What started with a runny nose ended with a lifeflight
WHAT started as a runny nose ended with a dramatic helicopter flight to hospital for a 15-month-old Gympie boy.
Prior to the flight, Michelle Ross, 32, said her son Samuel has suffered with a runny nose on and off for weeks but had not been particularly sick.
Ms Ross said just five days ago, on Sunday, things took a turn for the worst when Samuel's temperature spiked.
"He had the classic cold and runny nose for the total duration of about two months, but he wasn't unwell.
"Then it turned into high temperatures on Sunday night."
Ms Ross said she recorded Samuel's temperature at 39.9°C on Sunday night.
"He had a high fever, so we took him into Gympie Hospital Monday," she said.
"He was over 40°C in hospital on Monday and they took him into emergency to monitor him.
"He went downhill, he happened to be there right in front of them."
Ms Ross said the doctors had him on oxygen, and they'd given him painkillers and described the horrifying experience.
"They gave him a Ventolin puffer, thought that might help his lungs but it didn't do what they hoped," she said.
"His heart rate went up high and his ribs sucked in and he started to struggle to breathe.
"His windpipe, trachea, started to go in as he tried to breathe.
"The more he tried to breathe the more stressed he became."
Ms Ross said the hospital took great care of Samuel.
"Everyone was so helpful and great. It was a busy day in ER but they did a great job," she said.
"The doctors used their long words, but in laymen's terms they said he could have had bronchitis.
"He had some x-rays in Gympie and that showed he had some shadowing on his lungs and he had pneumonia.
"They talked about ambulance transport but then he went downhill quickly. They decided, the helicopter it is, they would take him to get help in Brisbane."
Ms Ross said Samuel then stabilised enough to go to Sunshine Coast University Hospital.

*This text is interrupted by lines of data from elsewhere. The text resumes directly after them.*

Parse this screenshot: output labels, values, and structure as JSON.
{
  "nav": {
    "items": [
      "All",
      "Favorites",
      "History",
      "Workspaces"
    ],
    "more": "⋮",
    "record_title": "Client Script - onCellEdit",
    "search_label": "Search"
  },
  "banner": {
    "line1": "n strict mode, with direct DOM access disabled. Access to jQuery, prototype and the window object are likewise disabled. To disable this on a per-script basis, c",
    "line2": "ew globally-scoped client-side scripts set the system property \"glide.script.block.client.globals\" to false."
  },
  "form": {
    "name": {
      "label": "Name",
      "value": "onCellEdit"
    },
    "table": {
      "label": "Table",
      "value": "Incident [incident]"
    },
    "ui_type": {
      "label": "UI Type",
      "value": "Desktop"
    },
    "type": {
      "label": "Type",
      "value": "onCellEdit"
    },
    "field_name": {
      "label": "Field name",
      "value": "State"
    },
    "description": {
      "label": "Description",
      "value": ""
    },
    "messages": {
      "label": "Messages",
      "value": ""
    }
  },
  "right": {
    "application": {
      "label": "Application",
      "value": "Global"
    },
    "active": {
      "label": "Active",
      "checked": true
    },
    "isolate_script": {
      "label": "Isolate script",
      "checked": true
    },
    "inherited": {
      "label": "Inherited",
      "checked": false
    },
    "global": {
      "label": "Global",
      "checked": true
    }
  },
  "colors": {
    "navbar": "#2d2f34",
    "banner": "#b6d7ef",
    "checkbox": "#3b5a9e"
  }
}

They had him on IV drip, antibiotics for pneumonia and he had influenza A," she said.
"Both of those on top of each other really knocked him around."
Samuel returned home from the hospital on Wednesday, and according to his mother, he's got his cheeky personality back and he's on the mend.
"It's hard to see your child in such a condition, not being able to breathe and not being able to do anything for him," Ms Ross said.
Michelle was beside his bed the whole time.
"We let the doctors do their thing, but he also needed his mum there to cuddle," she said.
Samuel is the youngest sibling out of five and his brothers and sisters all visited him.
"They were pretty stressed out seeing their little brother so sick."